The present study also discovered a modifying effect of socio-economic status and age to such an association. Although the associations between lower SES and mental disorders have been well established in previous studies, the modifying effect of SES on the nap-depression association is still not settled [44, 66]. Because daytime napping has been suggested as a compensation for fatigue or sleep disturbance, lower SES may trigger night sleep disturbance or fatigue and aggravate the frequency or the duration of daytime napping [67]. In an impoverished population with less education or living in rural areas, “sleep disparities” defined as poor sleep quality may exert a stronger effect on mental health [68]. For example, it has been shown that shift workers of lower SES tend to experience more frequent night sleep disturbance and greater fatigue [69].
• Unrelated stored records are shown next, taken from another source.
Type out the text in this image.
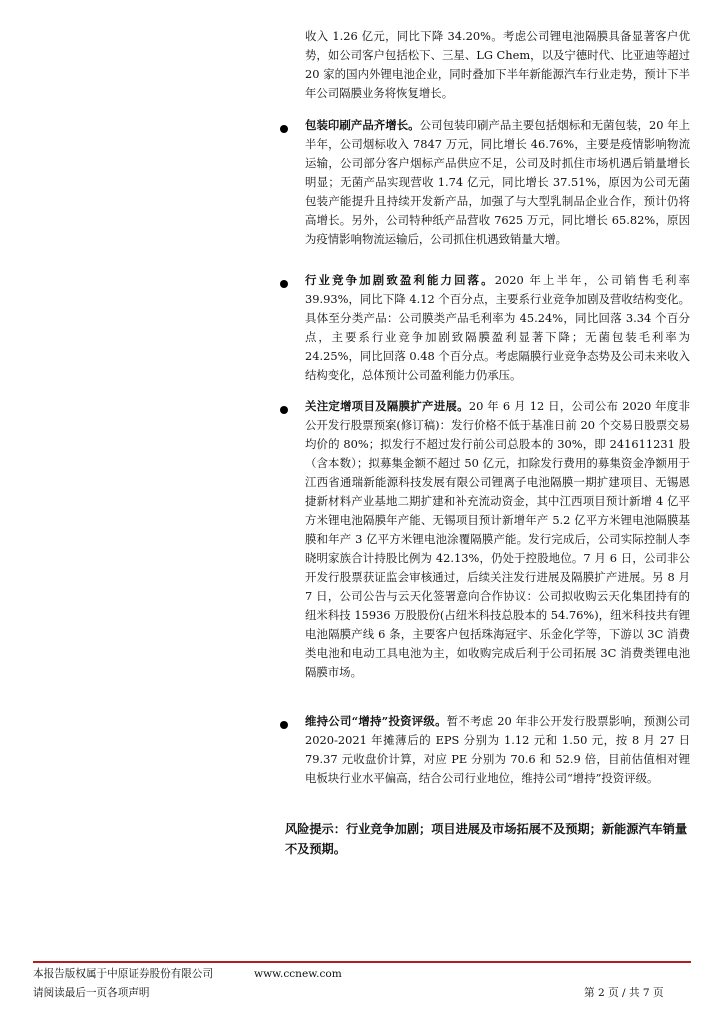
收入 1.26 亿元，同比下降 34.20%。考虑公司锂电池隔膜具备显著客户优势，如公司客户包括松下、三星、LG Chem，以及宁德时代、比亚迪等超过 20 家的国内外锂电池企业，同时叠加下半年新能源汽车行业走势，预计下半年公司隔膜业务将恢复增长。

包装印刷产品齐增长。公司包装印刷产品主要包括烟标和无菌包装，20 年上半年，公司烟标收入 7847 万元，同比增长 46.76%，主要是疫情影响物流运输，公司部分客户烟标产品供应不足，公司及时抓住市场机遇后销量增长明显；无菌产品实现营收 1.74 亿元，同比增长 37.51%，原因为公司无菌包装产能提升且持续开发新产品，加强了与大型乳制品企业合作，预计仍将高增长。另外，公司特种纸产品营收 7625 万元，同比增长 65.82%，原因为疫情影响物流运输后，公司抓住机遇致销量大增。

行业竞争加剧致盈利能力回落。2020 年上半年，公司销售毛利率 39.93%，同比下降 4.12 个百分点，主要系行业竞争加剧及营收结构变化。具体至分类产品：公司膜类产品毛利率为 45.24%，同比回落 3.34 个百分点，主要系行业竞争加剧致隔膜盈利显著下降；无菌包装毛利率为 24.25%，同比回落 0.48 个百分点。考虑隔膜行业竞争态势及公司未来收入结构变化，总体预计公司盈利能力仍承压。

关注定增项目及隔膜扩产进展。20 年 6 月 12 日，公司公布 2020 年度非公开发行股票预案(修订稿)：发行价格不低于基准日前 20 个交易日股票交易均价的 80%；拟发行不超过发行前公司总股本的 30%，即 241611231 股（含本数）；拟募集金额不超过 50 亿元，扣除发行费用的募集资金净额用于江西省通瑞新能源科技发展有限公司锂离子电池隔膜一期扩建项目、无锡恩捷新材料产业基地二期扩建和补充流动资金，其中江西项目预计新增 4 亿平方米锂电池隔膜年产能、无锡项目预计新增年产 5.2 亿平方米锂电池隔膜基膜和年产 3 亿平方米锂电池涂覆隔膜产能。发行完成后，公司实际控制人李晓明家族合计持股比例为 42.13%，仍处于控股地位。7 月 6 日，公司非公开发行股票获证监会审核通过，后续关注发行进展及隔膜扩产进展。另 8 月 7 日，公司公告与云天化签署意向合作协议：公司拟收购云天化集团持有的纽米科技 15936 万股股份(占纽米科技总股本的 54.76%)，纽米科技共有锂电池隔膜产线 6 条，主要客户包括珠海冠宇、乐金化学等，下游以 3C 消费类电池和电动工具电池为主，如收购完成后利于公司拓展 3C 消费类锂电池隔膜市场。

维持公司“增持”投资评级。暂不考虑 20 年非公开发行股票影响，预测公司 2020-2021 年摊薄后的 EPS 分别为 1.12 元和 1.50 元，按 8 月 27 日 79.37 元收盘价计算，对应 PE 分别为 70.6 和 52.9 倍，目前估值相对锂电板块行业水平偏高，结合公司行业地位，维持公司“增持”投资评级。

风险提示：行业竞争加剧；项目进展及市场拓展不及预期；新能源汽车销量不及预期。

本报告版权属于中原证券股份有限公司	www.ccnew.com
请阅读最后一页各项声明	第 2 页 / 共 7 页
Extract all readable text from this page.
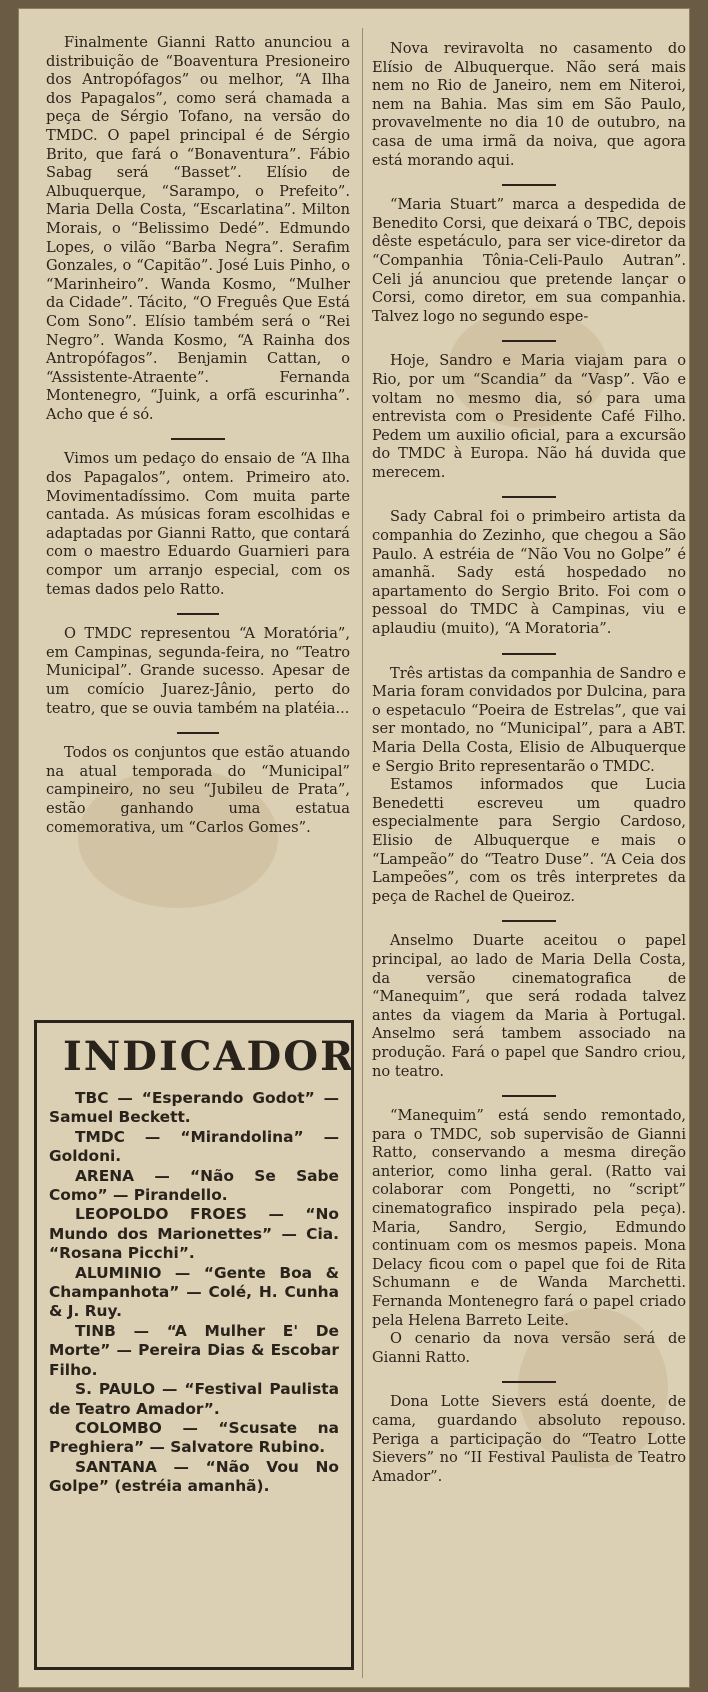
Finalmente Gianni Ratto anunciou a distribuição de “Boaventura Presioneiro dos Antropófagos” ou melhor, “A Ilha dos Papagalos”, como será chamada a peça de Sérgio Tofano, na versão do TMDC. O papel principal é de Sérgio Brito, que fará o “Bonaventura”. Fábio Sabag será “Basset”. Elísio de Albuquerque, “Sarampo, o Prefeito”. Maria Della Costa, “Escarlatina”. Milton Morais, o “Belissimo Dedé”. Edmundo Lopes, o vilão “Barba Negra”. Serafim Gonzales, o “Capitão”. José Luis Pinho, o “Marinheiro”. Wanda Kosmo, “Mulher da Cidade”. Tácito, “O Freguês Que Está Com Sono”. Elísio também será o “Rei Negro”. Wanda Kosmo, “A Rainha dos Antropófagos”. Benjamin Cattan, o “Assistente-Atraente”. Fernanda Montenegro, “Juink, a orfã escurinha”. Acho que é só.

Vimos um pedaço do ensaio de “A Ilha dos Papagalos”, ontem. Primeiro ato. Movimentadíssimo. Com muita parte cantada. As músicas foram escolhidas e adaptadas por Gianni Ratto, que contará com o maestro Eduardo Guarnieri para compor um arranjo especial, com os temas dados pelo Ratto.

O TMDC representou “A Moratória”, em Campinas, segunda-feira, no “Teatro Municipal”. Grande sucesso. Apesar de um comício Juarez-Jânio, perto do teatro, que se ouvia também na platéia...

Todos os conjuntos que estão atuando na atual temporada do “Municipal” campineiro, no seu “Jubileu de Prata”, estão ganhando uma estatua comemorativa, um “Carlos Gomes”.

INDICADOR

TBC — “Esperando Godot” — Samuel Beckett.

TMDC — “Mirandolina” — Goldoni.

ARENA — “Não Se Sabe Como” — Pirandello.

LEOPOLDO FROES — “No Mundo dos Marionettes” — Cia. “Rosana Picchi”.

ALUMINIO — “Gente Boa & Champanhota” — Colé, H. Cunha & J. Ruy.

TINB — “A Mulher E' De Morte” — Pereira Dias & Escobar Filho.

S. PAULO — “Festival Paulista de Teatro Amador”.

COLOMBO — “Scusate na Preghiera” — Salvatore Rubino.

SANTANA — “Não Vou No Golpe” (estréia amanhã).

Nova reviravolta no casamento do Elísio de Albuquerque. Não será mais nem no Rio de Janeiro, nem em Niteroi, nem na Bahia. Mas sim em São Paulo, provavelmente no dia 10 de outubro, na casa de uma irmã da noiva, que agora está morando aqui.

“Maria Stuart” marca a despedida de Benedito Corsi, que deixará o TBC, depois dêste espetáculo, para ser vice-diretor da “Companhia Tônia-Celi-Paulo Autran”. Celi já anunciou que pretende lançar o Corsi, como diretor, em sua companhia. Talvez logo no segundo espe-

Hoje, Sandro e Maria viajam para o Rio, por um “Scandia” da “Vasp”. Vão e voltam no mesmo dia, só para uma entrevista com o Presidente Café Filho. Pedem um auxilio oficial, para a excursão do TMDC à Europa. Não há duvida que merecem.

Sady Cabral foi o primbeiro artista da companhia do Zezinho, que chegou a São Paulo. A estréia de “Não Vou no Golpe” é amanhã. Sady está hospedado no apartamento do Sergio Brito. Foi com o pessoal do TMDC à Campinas, viu e aplaudiu (muito), “A Moratoria”.

Três artistas da companhia de Sandro e Maria foram convidados por Dulcina, para o espetaculo “Poeira de Estrelas”, que vai ser montado, no “Municipal”, para a ABT. Maria Della Costa, Elisio de Albuquerque e Sergio Brito representarão o TMDC.

Estamos informados que Lucia Benedetti escreveu um quadro especialmente para Sergio Cardoso, Elisio de Albuquerque e mais o “Lampeão” do “Teatro Duse”. “A Ceia dos Lampeões”, com os três interpretes da peça de Rachel de Queiroz.

Anselmo Duarte aceitou o papel principal, ao lado de Maria Della Costa, da versão cinematografica de “Manequim”, que será rodada talvez antes da viagem da Maria à Portugal. Anselmo será tambem associado na produção. Fará o papel que Sandro criou, no teatro.

“Manequim” está sendo remontado, para o TMDC, sob supervisão de Gianni Ratto, conservando a mesma direção anterior, como linha geral. (Ratto vai colaborar com Pongetti, no “script” cinematografico inspirado pela peça). Maria, Sandro, Sergio, Edmundo continuam com os mesmos papeis. Mona Delacy ficou com o papel que foi de Rita Schumann e de Wanda Marchetti. Fernanda Montenegro fará o papel criado pela Helena Barreto Leite.

O cenario da nova versão será de Gianni Ratto.

Dona Lotte Sievers está doente, de cama, guardando absoluto repouso. Periga a participação do “Teatro Lotte Sievers” no “II Festival Paulista de Teatro Amador”.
The present study also found that the association between daytime napping and depression was significant only in people less than 65 years old. Age has been considered as one of the most important factors associated with napping because nap behaviours shift through the lifespan. Previous studies have identified that the number of naps per day and the frequency of taking naps per week increases with age [70, 71]. The modifying effect of younger age to the association could possibly reflect the different patterns and quality of daytime napping between younger adults and elderly adults. Milner and Cote et al. found that older adults might need a longer nap to accrue the same benefits as younger adults because sleep is typically less restorative with advancing age [72]. Moreover, some specific modes of daytime napping in elderly people may be associated with the improvement of nighttime sleep quality, the promotion of mental health and physical well-being [73]. For example, the combination of a 30-min afternoon nap and moderately intense exercise in the evening for elderly people or the frequent napping of elderly hospitalised patients was found to ameliorate mental and cognitive functions [10, 74]. Since the mechanism among daytime napping, depression, age and SES remains unclear, definitive and prospective evidences on nap-depression association in various populations are needed to establish a causal relationship.

Conclusions

The positive association between daytime napping and depression was one of the major findings in the study population. Both shorter and longer sleep duration, having daytime dysfunction, having difficulty falling asleep and interrupted sleep, snoring, and taking medication to fall asleep were also identified as having strong relationships with depression. Further analyses suggested that socio-economic status, including rural residency and lower educational background, could possibly modify the underlying associations between daytime napping and depression. In addition, in both female and male populations, the association was only significant in people younger than 65 years of age. There still remains a great need for additional research regarding napping, depression, and the modifying effects of age and SES in further clinical or population studies to facilitate the diagnosis and prevention of depression.